In questa notte, falò accesi, oltre che propiziatori, erano anche purificatori. Proprio per  questo vi si gettavano dentro cose vecchie, perché il fumo che ne scaturiva tenesse lontani spiriti maligni e streghe. Le erbe, durante la notte, si credevano essere in grado di scacciare ogni malattia. Le più note da raccogliere sono l'iperico, l'artemisia, la verbena, il ribes rosso, il vischio, il sambuco, l’aglio, la cipolla, la lavanda, la mentuccia, il biancospino, il corbezzolo, la ruta ed il rosmarino. Raccogliere e portare con se un mazzetto di erba di S. Giovanni, secondo la credenza popolare, tiene  lontani gli spiriti maligni; raccogliere 24 spighe di grano e conservarle gelosamente tutto l'anno serve come amuleto contro le sventure.

 

 

Con alcune di queste piante, si faceva "l’acqua di San Giovanni": si prendevano foglie e fiori di lavanda, iperico, mentuccia, ruta e rosmarino e si mettevano in un bacile colmo d'acqua che si lasciava per tutta la nottata fuori casa. Alla mattina successiva le donne prendevano quest’acqua e si lavavano per aumentare la bellezza, preservarsi dalle malattie, contro il malocchio e la malasorte. La rugiada della mattina di San Giovanni, naturalmente legata all'elemento acqua, aveva il potere di curare, di purificare e di fecondare. E poi c’è la divinazione.

 

Credenze popolari vogliono che se giovani fanciulle volessero conoscere qualcosa sulle loro future nozze, debbano, la sera della vigilia del 24 giugno, rompere un uovo di gallina bianca, versarne l'albume in un bicchiere o un vaso pieno d’acqua e metterlo alla finestra, lasciandolo esposto tutta la notte alla rugiada di S. Giovanni. La mattina successiva, attraverso le forme composte dall'albume nell'acqua, si trarranno auspici sul futuro matrimonio.

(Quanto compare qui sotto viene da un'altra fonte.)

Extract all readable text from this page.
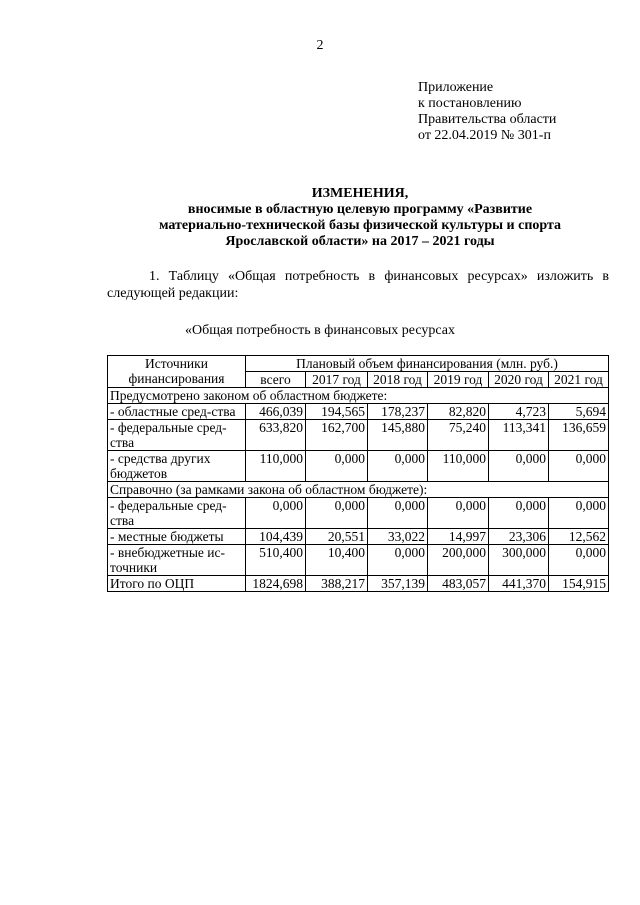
2
Приложение
к постановлению
Правительства области
от 22.04.2019 № 301-п
ИЗМЕНЕНИЯ,
вносимые в областную целевую программу «Развитие
материально-технической базы физической культуры и спорта
Ярославской области» на 2017 – 2021 годы
1. Таблицу «Общая потребность в финансовых ресурсах» изложить в следующей редакции:
«Общая потребность в финансовых ресурсах
Источники финансирования	Плановый объем финансирования (млн. руб.)					
	всего	2017 год	2018 год	2019 год	2020 год	2021 год
Предусмотрено законом об областном бюджете:						
- областные сред-ства	466,039	194,565	178,237	82,820	4,723	5,694
- федеральные сред-ства	633,820	162,700	145,880	75,240	113,341	136,659
- средства других бюджетов	110,000	0,000	0,000	110,000	0,000	0,000
Справочно (за рамками закона об областном бюджете):						
- федеральные сред-ства	0,000	0,000	0,000	0,000	0,000	0,000
- местные бюджеты	104,439	20,551	33,022	14,997	23,306	12,562
- внебюджетные ис-точники	510,400	10,400	0,000	200,000	300,000	0,000
Итого по ОЦП	1824,698	388,217	357,139	483,057	441,370	154,915
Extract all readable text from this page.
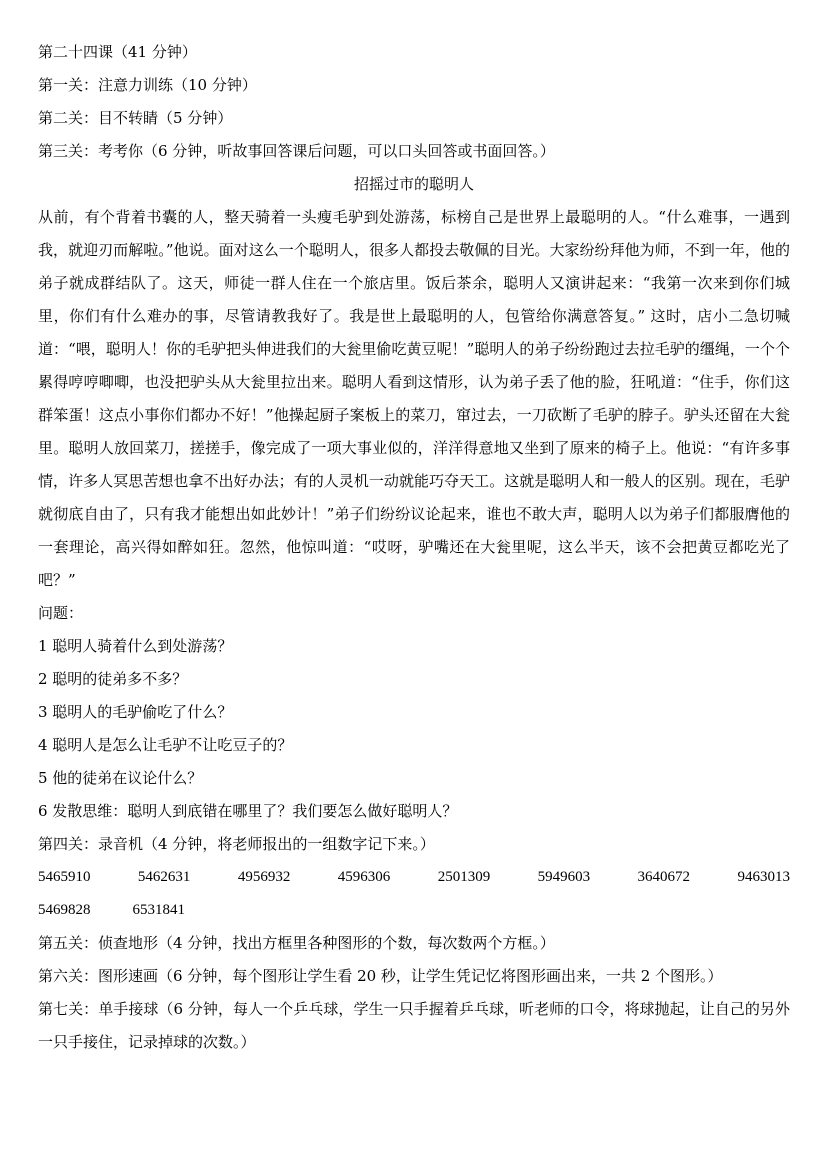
第二十四课（41 分钟）
第一关：注意力训练（10 分钟）
第二关：目不转睛（5 分钟）
第三关：考考你（6 分钟，听故事回答课后问题，可以口头回答或书面回答。）
招摇过市的聪明人

从前，有个背着书囊的人，整天骑着一头瘦毛驴到处游荡，标榜自己是世界上最聪明的人。“什么难事，一遇到我，就迎刃而解啦。”他说。面对这么一个聪明人，很多人都投去敬佩的目光。大家纷纷拜他为师，不到一年，他的弟子就成群结队了。这天，师徒一群人住在一个旅店里。饭后茶余，聪明人又演讲起来：“我第一次来到你们城里，你们有什么难办的事，尽管请教我好了。我是世上最聪明的人，包管给你满意答复。” 这时，店小二急切喊道：“喂，聪明人！你的毛驴把头伸进我们的大瓮里偷吃黄豆呢！”聪明人的弟子纷纷跑过去拉毛驴的缰绳，一个个累得哼哼唧唧，也没把驴头从大瓮里拉出来。聪明人看到这情形，认为弟子丢了他的脸，狂吼道：“住手，你们这群笨蛋！这点小事你们都办不好！”他操起厨子案板上的菜刀，窜过去，一刀砍断了毛驴的脖子。驴头还留在大瓮里。聪明人放回菜刀，搓搓手，像完成了一项大事业似的，洋洋得意地又坐到了原来的椅子上。他说：“有许多事情，许多人冥思苦想也拿不出好办法；有的人灵机一动就能巧夺天工。这就是聪明人和一般人的区别。现在，毛驴就彻底自由了，只有我才能想出如此妙计！”弟子们纷纷议论起来，谁也不敢大声，聪明人以为弟子们都服膺他的一套理论，高兴得如醉如狂。忽然，他惊叫道：“哎呀，驴嘴还在大瓮里呢，这么半天，该不会把黄豆都吃光了吧？”

问题：
1 聪明人骑着什么到处游荡？
2 聪明的徒弟多不多？
3 聪明人的毛驴偷吃了什么？
4 聪明人是怎么让毛驴不让吃豆子的？
5 他的徒弟在议论什么？
6 发散思维：聪明人到底错在哪里了？我们要怎么做好聪明人？
第四关：录音机（4 分钟，将老师报出的一组数字记下来。）
5465910	5462631	4956932	4596306	2501309	5949603	3640672	9463013
5469828	6531841
第五关：侦查地形（4 分钟，找出方框里各种图形的个数，每次数两个方框。）
第六关：图形速画（6 分钟，每个图形让学生看 20 秒，让学生凭记忆将图形画出来，一共 2 个图形。）
第七关：单手接球（6 分钟，每人一个乒乓球，学生一只手握着乒乓球，听老师的口令，将球抛起，让自己的另外一只手接住，记录掉球的次数。）
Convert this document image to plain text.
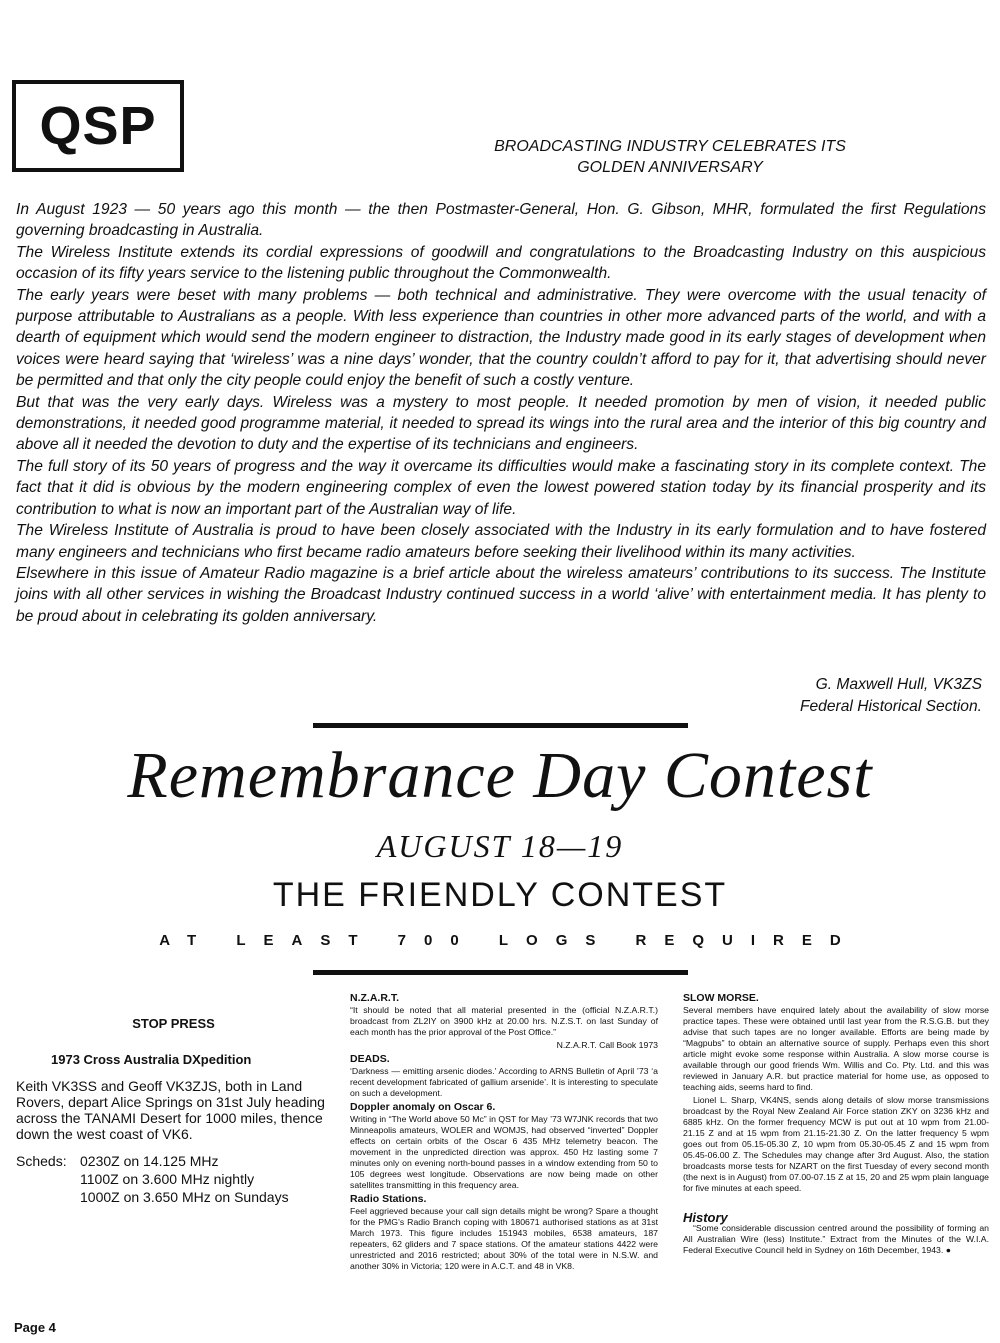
QSP	BROADCASTING INDUSTRY CELEBRATES ITS
GOLDEN ANNIVERSARY

In August 1923 — 50 years ago this month — the then Postmaster-General, Hon. G. Gibson, MHR, formulated the first Regulations governing broadcasting in Australia.

The Wireless Institute extends its cordial expressions of goodwill and congratulations to the Broadcasting Industry on this auspicious occasion of its fifty years service to the listening public throughout the Commonwealth.

The early years were beset with many problems — both technical and administrative. They were overcome with the usual tenacity of purpose attributable to Australians as a people. With less experience than countries in other more advanced parts of the world, and with a dearth of equipment which would send the modern engineer to distraction, the Industry made good in its early stages of development when voices were heard saying that ‘wireless’ was a nine days’ wonder, that the country couldn’t afford to pay for it, that advertising should never be permitted and that only the city people could enjoy the benefit of such a costly venture.

But that was the very early days. Wireless was a mystery to most people. It needed promotion by men of vision, it needed public demonstrations, it needed good programme material, it needed to spread its wings into the rural area and the interior of this big country and above all it needed the devotion to duty and the expertise of its technicians and engineers.

The full story of its 50 years of progress and the way it overcame its difficulties would make a fascinating story in its complete context. The fact that it did is obvious by the modern engineering complex of even the lowest powered station today by its financial prosperity and its contribution to what is now an important part of the Australian way of life.

The Wireless Institute of Australia is proud to have been closely associated with the Industry in its early formulation and to have fostered many engineers and technicians who first became radio amateurs before seeking their livelihood within its many activities.

Elsewhere in this issue of Amateur Radio magazine is a brief article about the wireless amateurs’ contributions to its success. The Institute joins with all other services in wishing the Broadcast Industry continued success in a world ‘alive’ with entertainment media. It has plenty to be proud about in celebrating its golden anniversary.

G. Maxwell Hull, VK3ZS
Federal Historical Section.
Remembrance Day Contest
AUGUST 18—19
THE FRIENDLY CONTEST
AT LEAST 700 LOGS REQUIRED
STOP PRESS
1973 Cross Australia DXpedition
Keith VK3SS and Geoff VK3ZJS, both in Land Rovers, depart Alice Springs on 31st July heading across the TANAMI Desert for 1000 miles, thence down the west coast of VK6.
Scheds: 0230Z on 14.125 MHz
1100Z on 3.600 MHz nightly
1000Z on 3.650 MHz on Sundays
N.Z.A.R.T.

“It should be noted that all material presented in the (official N.Z.A.R.T.) broadcast from ZL2IY on 3900 kHz at 20.00 hrs. N.Z.S.T. on last Sunday of each month has the prior approval of the Post Office.”

N.Z.A.R.T. Call Book 1973

DEADS.

‘Darkness — emitting arsenic diodes.’ According to ARNS Bulletin of April ’73 ‘a recent development fabricated of gallium arsenide’. It is interesting to speculate on such a development.

Doppler anomaly on Oscar 6.

Writing in “The World above 50 Mc” in QST for May ’73 W7JNK records that two Minneapolis amateurs, WOLER and WOMJS, had observed “inverted” Doppler effects on certain orbits of the Oscar 6 435 MHz telemetry beacon. The movement in the unpredicted direction was approx. 450 Hz lasting some 7 minutes only on evening north-bound passes in a window extending from 50 to 105 degrees west longitude. Observations are now being made on other satellites transmitting in this frequency area.

Radio Stations.

Feel aggrieved because your call sign details might be wrong? Spare a thought for the PMG’s Radio Branch coping with 180671 authorised stations as at 31st March 1973. This figure includes 151943 mobiles, 6538 amateurs, 187 repeaters, 62 gliders and 7 space stations. Of the amateur stations 4422 were unrestricted and 2016 restricted; about 30% of the total were in N.S.W. and another 30% in Victoria; 120 were in A.C.T. and 48 in VK8.

SLOW MORSE.

Several members have enquired lately about the availability of slow morse practice tapes. These were obtained until last year from the R.S.G.B. but they advise that such tapes are no longer available. Efforts are being made by “Magpubs” to obtain an alternative source of supply. Perhaps even this short article might evoke some response within Australia. A slow morse course is available through our good friends Wm. Willis and Co. Pty. Ltd. and this was reviewed in January A.R. but practice material for home use, as opposed to teaching aids, seems hard to find.

Lionel L. Sharp, VK4NS, sends along details of slow morse transmissions broadcast by the Royal New Zealand Air Force station ZKY on 3236 kHz and 6885 kHz. On the former frequency MCW is put out at 10 wpm from 21.00-21.15 Z and at 15 wpm from 21.15-21.30 Z. On the latter frequency 5 wpm goes out from 05.15-05.30 Z, 10 wpm from 05.30-05.45 Z and 15 wpm from 05.45-06.00 Z. The Schedules may change after 3rd August. Also, the station broadcasts morse tests for NZART on the first Tuesday of every second month (the next is in August) from 07.00-07.15 Z at 15, 20 and 25 wpm plain language for five minutes at each speed.

History

“Some considerable discussion centred around the possibility of forming an All Australian Wire (less) Institute.” Extract from the Minutes of the W.I.A. Federal Executive Council held in Sydney on 16th December, 1943. ●

Page 4
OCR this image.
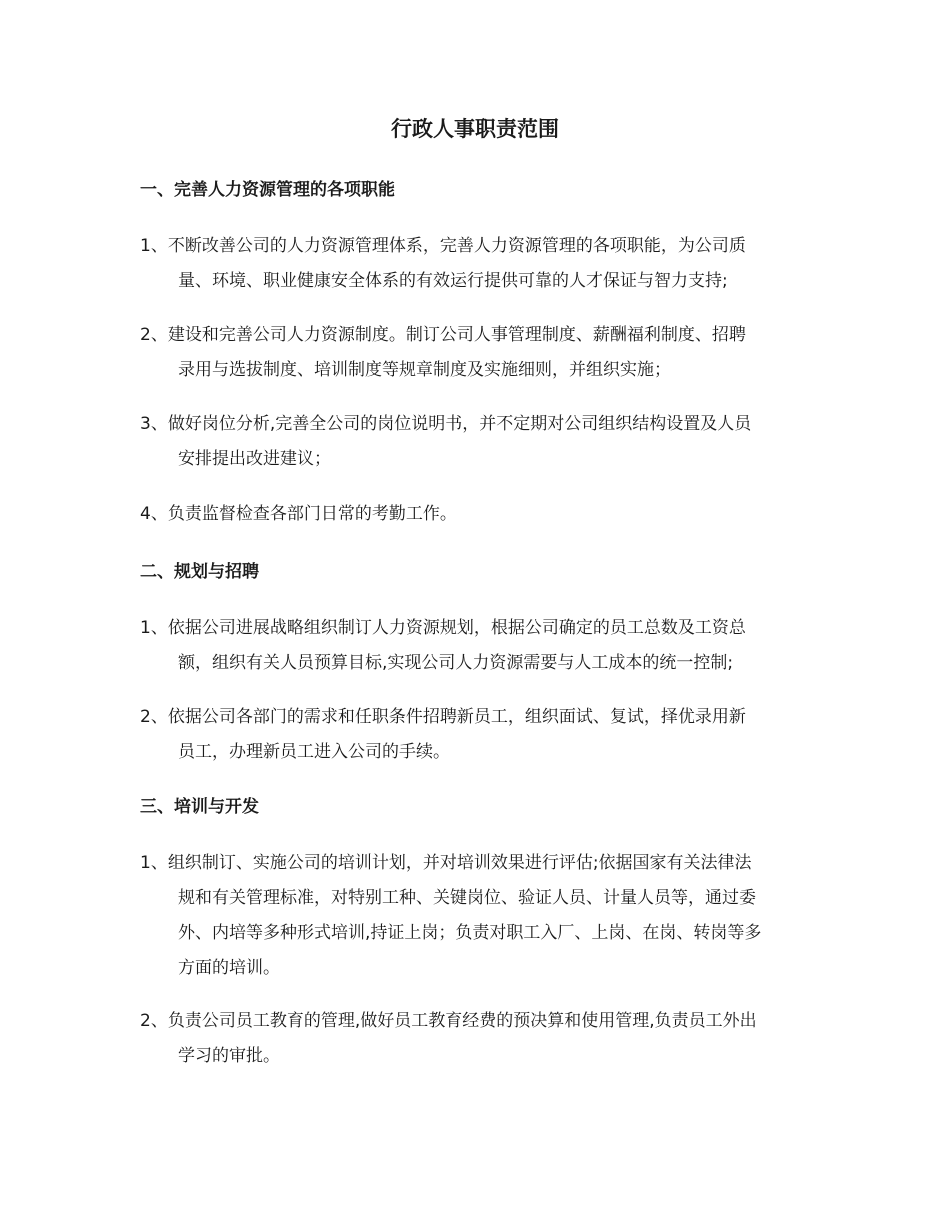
行政人事职责范围
一、完善人力资源管理的各项职能

1、不断改善公司的人力资源管理体系，完善人力资源管理的各项职能，为公司质
量、环境、职业健康安全体系的有效运行提供可靠的人才保证与智力支持;

2、建设和完善公司人力资源制度。制订公司人事管理制度、薪酬福利制度、招聘
录用与选拔制度、培训制度等规章制度及实施细则，并组织实施；

3、做好岗位分析,完善全公司的岗位说明书，并不定期对公司组织结构设置及人员
安排提出改进建议；

4、负责监督检查各部门日常的考勤工作。

二、规划与招聘

1、依据公司进展战略组织制订人力资源规划，根据公司确定的员工总数及工资总
额，组织有关人员预算目标,实现公司人力资源需要与人工成本的统一控制;

2、依据公司各部门的需求和任职条件招聘新员工，组织面试、复试，择优录用新
员工，办理新员工进入公司的手续。

三、培训与开发

1、组织制订、实施公司的培训计划，并对培训效果进行评估;依据国家有关法律法
规和有关管理标准，对特别工种、关键岗位、验证人员、计量人员等，通过委
外、内培等多种形式培训,持证上岗；负责对职工入厂、上岗、在岗、转岗等多
方面的培训。

2、负责公司员工教育的管理,做好员工教育经费的预决算和使用管理,负责员工外出
学习的审批。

Oltre all'uovo poteva venir impiegato il piombo fuso: versato nell’acqua si raffreddava velocemente e dalla forma presa si traevano previsioni sul futuro. 

Così, nel corso del tempo, tradizioni antiche, pagane, si sono mischiate con riti cristiani, dando origine a usi vivi ancora oggi, anche sul territorio flegreo, che  acquistano un fascino particolare in borghi quali quello di Cento Camerelle. Lì, nel cuore antico di Bacoli, tra i vicoletti che salgono su, dietro alla Chiesa di Sant’Anna, ancora adesso si trova Annamaria che dalla nonna ha imparato a leggere il piombo, la Giuglianese che “lev o fuoc n’gap” o Rosaria che è in questa notte intenta a preparare il nocino. Preghiere e riti che sopravvivono e fanno di quel quartiere del Campi Flegrei, un borgo fermo nel tempo , che “si fa palcoscenico”, sintesi tra due mondi. E’ , per alcuni versi, come ritrovarsi in “Sogno di una notte di mezz’estate” di Shakespeare. E’ in questo quartiere che ho conosciuto la sacralità ed i riti legati alla notte di San Giovanni.